Zaten beklentiler de bu yöndeydi.

Genel Sekreter'in toplantı sırasındaki sözleri de, sonrasında yapılan BM açıklaması da sıradanlığı gözler önüne serer nitelikteydi.

Sadece Rum Yönetimi Başkanı Hristodulidis farklı açıklamalarda bulundu.

Rum Başkan, Üçlü Görüşme'de Genel Sekreter Guterres'in, müzakerelerin Crans Montana'da kaldığı yerden devamına ilişkin sözlerinden duyduğu memnuniyeti dile getirdi.

Ama bu durum önce KKTC Cumhurbaşkanı Tatar tarafından yalanlandı.

Ardından ilk olarak Guterres'in açıklaması geldi, sonrasında ise resmi BM açıklaması yapıldı.

Ama her ikisinde de "Crans Montana" ifadesi yoktu.

Peki neden..?

Bunun tek bir açıklaması var, o da Hristodulidis'in cin olmadan şeytan çarpma gayreti gösterdiğidir.

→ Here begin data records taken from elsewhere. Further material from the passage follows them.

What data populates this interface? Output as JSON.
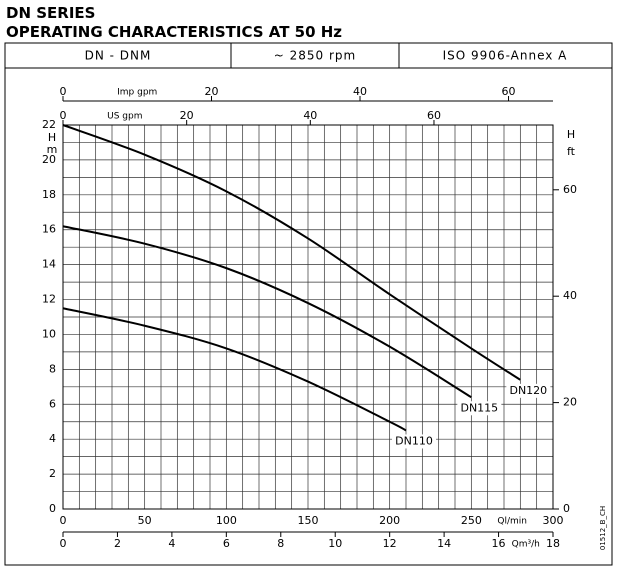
{
  "header": {
    "series": "DN SERIES",
    "title": "OPERATING CHARACTERISTICS AT 50 Hz",
    "cells": [
      "DN - DNM",
      "~ 2850 rpm",
      "ISO 9906-Annex A"
    ]
  },
  "chart_data": {
    "type": "line",
    "xlim": [
      0,
      300
    ],
    "xticks": [
      0,
      50,
      100,
      150,
      200,
      250,
      300
    ],
    "x_label": "Ql/min",
    "ylim": [
      0,
      22
    ],
    "yticks": [
      0,
      2,
      4,
      6,
      8,
      10,
      12,
      14,
      16,
      18,
      20,
      22
    ],
    "y_label": "H",
    "y_unit": "m",
    "y2lim": [
      0,
      72.18
    ],
    "y2ticks": [
      0,
      20,
      40,
      60
    ],
    "y2_label": "H",
    "y2_unit": "ft",
    "extra_x_axes": [
      {
        "label": "Imp gpm",
        "lim": [
          0,
          65.99
        ],
        "ticks": [
          0,
          20,
          40,
          60
        ],
        "position": "top"
      },
      {
        "label": "US gpm",
        "lim": [
          0,
          79.25
        ],
        "ticks": [
          0,
          20,
          40,
          60
        ],
        "position": "top"
      },
      {
        "label": "Qm³/h",
        "lim": [
          0,
          18
        ],
        "ticks": [
          0,
          2,
          4,
          6,
          8,
          10,
          12,
          14,
          16,
          18
        ],
        "position": "bottom"
      }
    ],
    "grid": true,
    "series": [
      {
        "name": "DN120",
        "color": "#000000",
        "x": [
          0,
          50,
          100,
          150,
          200,
          250,
          280
        ],
        "values": [
          22,
          20.3,
          18.2,
          15.5,
          12.3,
          9.2,
          7.4
        ]
      },
      {
        "name": "DN115",
        "color": "#000000",
        "x": [
          0,
          50,
          100,
          150,
          200,
          250
        ],
        "values": [
          16.2,
          15.2,
          13.8,
          11.8,
          9.3,
          6.4
        ]
      },
      {
        "name": "DN110",
        "color": "#000000",
        "x": [
          0,
          50,
          100,
          150,
          200,
          210
        ],
        "values": [
          11.5,
          10.5,
          9.2,
          7.3,
          5,
          4.5
        ]
      }
    ],
    "code": "01512_B_CH"
  }
}
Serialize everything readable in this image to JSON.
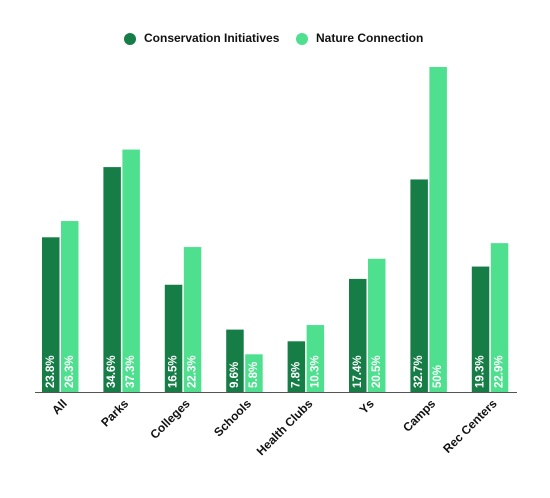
{
  "chart_data": {
    "type": "bar",
    "categories": [
      "All",
      "Parks",
      "Colleges",
      "Schools",
      "Health Clubs",
      "Ys",
      "Camps",
      "Rec Centers"
    ],
    "series": [
      {
        "name": "Conservation Initiatives",
        "color": "#177d47",
        "values": [
          23.8,
          34.6,
          16.5,
          9.6,
          7.8,
          17.4,
          32.7,
          19.3
        ],
        "value_labels": [
          "23.8%",
          "34.6%",
          "16.5%",
          "9.6%",
          "7.8%",
          "17.4%",
          "32.7%",
          "19.3%"
        ]
      },
      {
        "name": "Nature Connection",
        "color": "#4ee08f",
        "values": [
          26.3,
          37.3,
          22.3,
          5.8,
          10.3,
          20.5,
          50,
          22.9
        ],
        "value_labels": [
          "26.3%",
          "37.3%",
          "22.3%",
          "5.8%",
          "10.3%",
          "20.5%",
          "50%",
          "22.9%"
        ]
      }
    ]
  }
}
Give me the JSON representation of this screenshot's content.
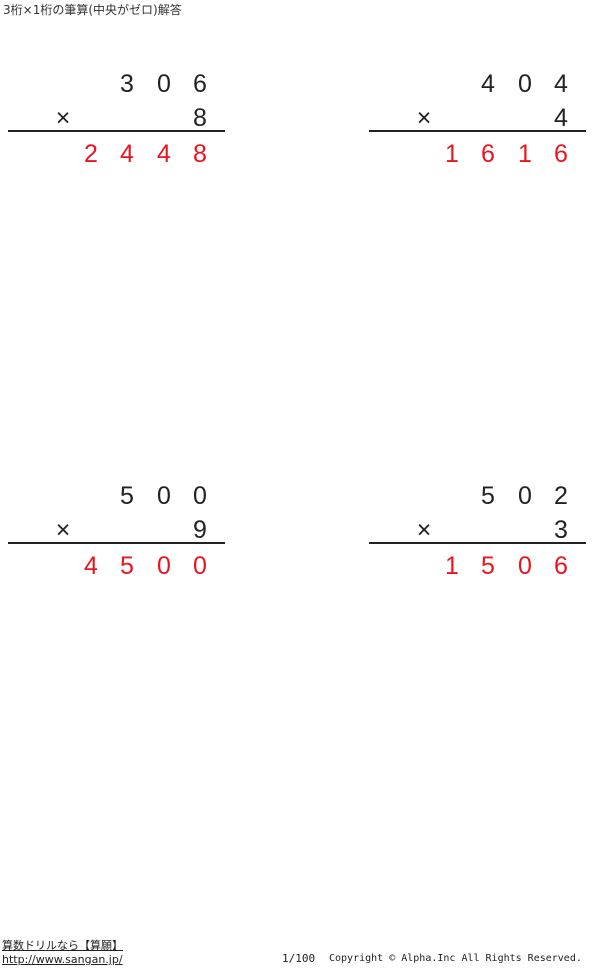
{
  "title": "3桁×1桁の筆算(中央がゼロ)解答",
  "problems": [
    {
      "top": [
        "3",
        "0",
        "6"
      ],
      "op": "×",
      "mult": "8",
      "answer": [
        "2",
        "4",
        "4",
        "8"
      ]
    },
    {
      "top": [
        "4",
        "0",
        "4"
      ],
      "op": "×",
      "mult": "4",
      "answer": [
        "1",
        "6",
        "1",
        "6"
      ]
    },
    {
      "top": [
        "5",
        "0",
        "0"
      ],
      "op": "×",
      "mult": "9",
      "answer": [
        "4",
        "5",
        "0",
        "0"
      ]
    },
    {
      "top": [
        "5",
        "0",
        "2"
      ],
      "op": "×",
      "mult": "3",
      "answer": [
        "1",
        "5",
        "0",
        "6"
      ]
    }
  ],
  "footer": {
    "site_name": "算数ドリルなら【算願】",
    "url": "http://www.sangan.jp/",
    "page": "1/100",
    "copyright": "Copyright © Alpha.Inc All Rights Reserved."
  },
  "colors": {
    "answer": "#e8141e",
    "text": "#222222"
  }
}
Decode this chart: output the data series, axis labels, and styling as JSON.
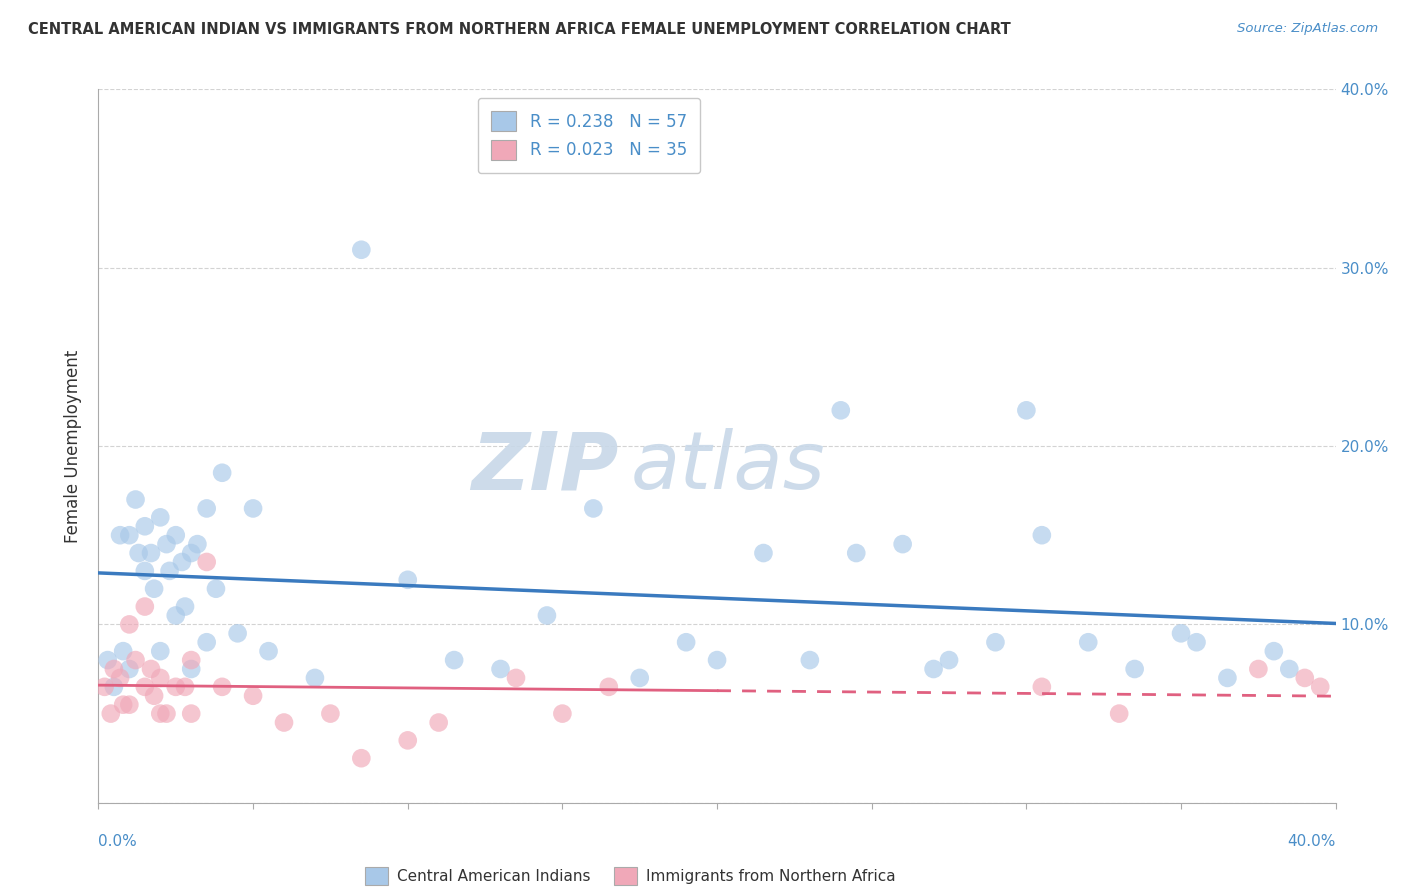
{
  "title": "CENTRAL AMERICAN INDIAN VS IMMIGRANTS FROM NORTHERN AFRICA FEMALE UNEMPLOYMENT CORRELATION CHART",
  "source": "Source: ZipAtlas.com",
  "ylabel": "Female Unemployment",
  "legend1_r": "R = 0.238",
  "legend1_n": "N = 57",
  "legend2_r": "R = 0.023",
  "legend2_n": "N = 35",
  "color_blue": "#a8c8e8",
  "color_pink": "#f0a8b8",
  "color_blue_line": "#3a7abf",
  "color_pink_line": "#e06080",
  "watermark_zip": "ZIP",
  "watermark_atlas": "atlas",
  "blue_x": [
    0.3,
    0.5,
    0.7,
    0.8,
    1.0,
    1.0,
    1.2,
    1.3,
    1.5,
    1.5,
    1.7,
    1.8,
    2.0,
    2.0,
    2.2,
    2.3,
    2.5,
    2.5,
    2.7,
    2.8,
    3.0,
    3.0,
    3.2,
    3.5,
    3.5,
    3.8,
    4.0,
    4.5,
    5.0,
    5.5,
    7.0,
    8.5,
    10.0,
    11.5,
    13.0,
    14.5,
    16.0,
    17.5,
    19.0,
    20.0,
    21.5,
    23.0,
    24.5,
    26.0,
    27.5,
    29.0,
    30.5,
    32.0,
    33.5,
    35.0,
    36.5,
    38.0,
    24.0,
    30.0,
    27.0,
    35.5,
    38.5
  ],
  "blue_y": [
    8.0,
    6.5,
    15.0,
    8.5,
    15.0,
    7.5,
    17.0,
    14.0,
    15.5,
    13.0,
    14.0,
    12.0,
    16.0,
    8.5,
    14.5,
    13.0,
    15.0,
    10.5,
    13.5,
    11.0,
    14.0,
    7.5,
    14.5,
    16.5,
    9.0,
    12.0,
    18.5,
    9.5,
    16.5,
    8.5,
    7.0,
    31.0,
    12.5,
    8.0,
    7.5,
    10.5,
    16.5,
    7.0,
    9.0,
    8.0,
    14.0,
    8.0,
    14.0,
    14.5,
    8.0,
    9.0,
    15.0,
    9.0,
    7.5,
    9.5,
    7.0,
    8.5,
    22.0,
    22.0,
    7.5,
    9.0,
    7.5
  ],
  "pink_x": [
    0.2,
    0.4,
    0.5,
    0.7,
    0.8,
    1.0,
    1.0,
    1.2,
    1.5,
    1.5,
    1.7,
    1.8,
    2.0,
    2.0,
    2.2,
    2.5,
    2.8,
    3.0,
    3.0,
    3.5,
    4.0,
    5.0,
    6.0,
    7.5,
    8.5,
    10.0,
    11.0,
    13.5,
    15.0,
    16.5,
    30.5,
    33.0,
    37.5,
    39.0,
    39.5
  ],
  "pink_y": [
    6.5,
    5.0,
    7.5,
    7.0,
    5.5,
    5.5,
    10.0,
    8.0,
    11.0,
    6.5,
    7.5,
    6.0,
    7.0,
    5.0,
    5.0,
    6.5,
    6.5,
    5.0,
    8.0,
    13.5,
    6.5,
    6.0,
    4.5,
    5.0,
    2.5,
    3.5,
    4.5,
    7.0,
    5.0,
    6.5,
    6.5,
    5.0,
    7.5,
    7.0,
    6.5
  ],
  "pink_solid_end": 20.0,
  "xmin": 0,
  "xmax": 40,
  "ymin": 0,
  "ymax": 40
}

Rum Başkan belli ki 19 Ekim'de gerçekleşecek cumhurbaşkanı seçiminde Cumhurbaşkanı Tatar'ın yeniden seçilme şansını zora sokma hedefi ve gayretinde.

Ancak o kadar beceriksiz bir hamle yaptı ki bu durum kendi ülkesinde de gündem oldu.

Rum basını konuya  "BM Bizim Açıklamalarımızı Değersizleştiriyor – Crans Montana'ya Dair Tek Kelime Yok Ancak Bizim Taraf Kutlama Yapıyor" başlıkları altında manşet ve iç sayfalarından yer Verdi.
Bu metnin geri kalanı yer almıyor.